"Meanwhile, Professor Pollan, eat all the "plants" you like -- but don't try to pry me from my Haagan-Dazs dark chocolate ice cream. I bought it at Safeway, and it's sitting on my IKEA kitchen table."
... so states Charlotte Allen in her Los Angeles Times OpEd that was published in Sunday's paper.
Here's the link to the entire opinion piece:
Keep your self-righteous fingers off my processed food
Truthfully I feel conflicted about Ms. Allen's piece, an opinion piece that critically evaluates a new book by Ellen Ruppel Shell. Shell's book "Cheap" (which I have not read, or actually even heard of until today) explores America's constant pursuit of the cheap commodity and the damages it causes to our society and environment.

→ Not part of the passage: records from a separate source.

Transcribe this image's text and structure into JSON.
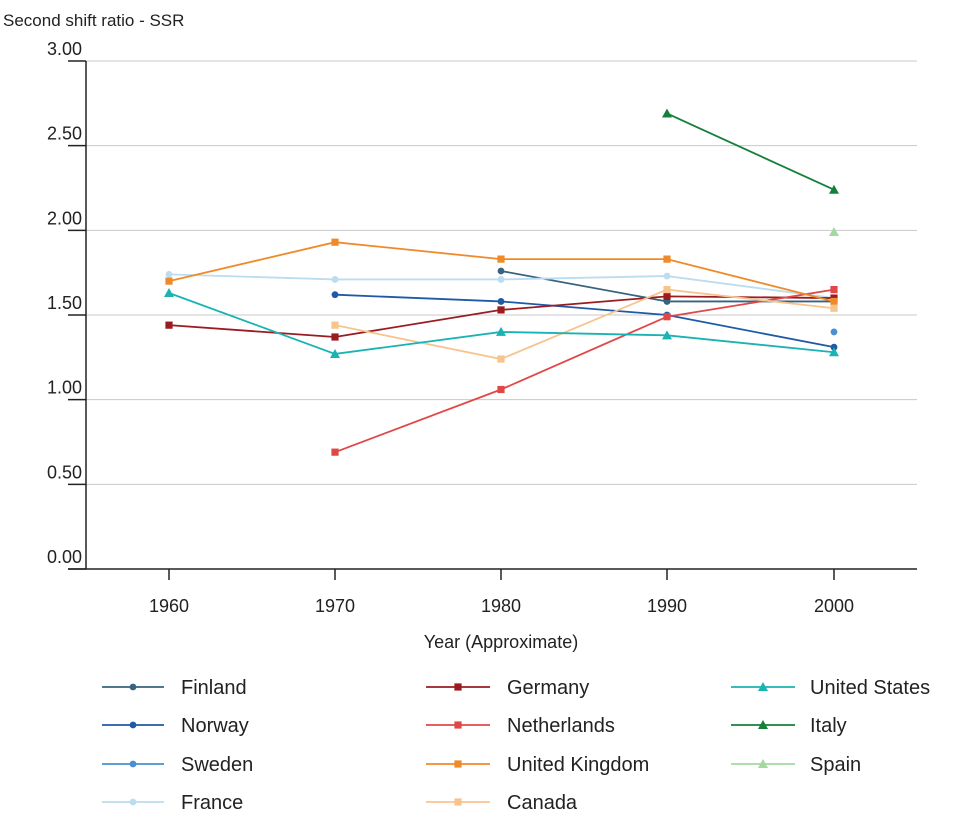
{
  "chart_data": {
    "type": "line",
    "title": "",
    "ylabel": "Second shift ratio - SSR",
    "xlabel": "Year (Approximate)",
    "x": [
      1960,
      1970,
      1980,
      1990,
      2000
    ],
    "x_tick_labels": [
      "1960",
      "1970",
      "1980",
      "1990",
      "2000"
    ],
    "ylim": [
      0,
      3
    ],
    "y_ticks": [
      0,
      0.5,
      1,
      1.5,
      2,
      2.5,
      3
    ],
    "y_tick_labels": [
      "0.00",
      "0.50",
      "1.00",
      "1.50",
      "2.00",
      "2.50",
      "3.00"
    ],
    "grid": "horizontal",
    "legend_position": "bottom",
    "series": [
      {
        "name": "Finland",
        "color": "#36647f",
        "marker": "circle",
        "values": [
          null,
          null,
          1.76,
          1.58,
          1.58
        ]
      },
      {
        "name": "Norway",
        "color": "#1f5aa6",
        "marker": "circle",
        "values": [
          null,
          1.62,
          1.58,
          1.5,
          1.31
        ]
      },
      {
        "name": "Sweden",
        "color": "#4a90d0",
        "marker": "circle",
        "values": [
          null,
          null,
          null,
          null,
          1.4
        ]
      },
      {
        "name": "France",
        "color": "#bcdcef",
        "marker": "circle",
        "values": [
          1.74,
          1.71,
          1.71,
          1.73,
          1.6
        ]
      },
      {
        "name": "Germany",
        "color": "#9b1c20",
        "marker": "square",
        "values": [
          1.44,
          1.37,
          1.53,
          1.61,
          1.6
        ]
      },
      {
        "name": "Netherlands",
        "color": "#e04848",
        "marker": "square",
        "values": [
          null,
          0.69,
          1.06,
          1.49,
          1.65
        ]
      },
      {
        "name": "United Kingdom",
        "color": "#ef8a2a",
        "marker": "square",
        "values": [
          1.7,
          1.93,
          1.83,
          1.83,
          1.58
        ]
      },
      {
        "name": "Canada",
        "color": "#f7c48e",
        "marker": "square",
        "values": [
          null,
          1.44,
          1.24,
          1.65,
          1.54
        ]
      },
      {
        "name": "United States",
        "color": "#1ab3b3",
        "marker": "triangle",
        "values": [
          1.63,
          1.27,
          1.4,
          1.38,
          1.28
        ]
      },
      {
        "name": "Italy",
        "color": "#15803a",
        "marker": "triangle",
        "values": [
          null,
          null,
          null,
          2.69,
          2.24
        ]
      },
      {
        "name": "Spain",
        "color": "#a3d9a1",
        "marker": "triangle",
        "values": [
          null,
          null,
          null,
          null,
          1.99
        ]
      }
    ]
  }
}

Anyway, the piece is critical of the sustainable/local food movements and how these movements to some degree take for granted the availability of inexpensive food and commodities . I must say I do appreciate the availability of choice in our marketplace today (including my much loved and appreciated IKEA bookshelf and my closet full of Target and H&M wardrobe pieces) and though I can't say I fully agree with Charlotte Allen's point of view, I do think that it is a great way to continue the conversation about the way in which the sustainable/local/green food and commodity movement must learn to move beyond white middle and upper class America in order to be successful.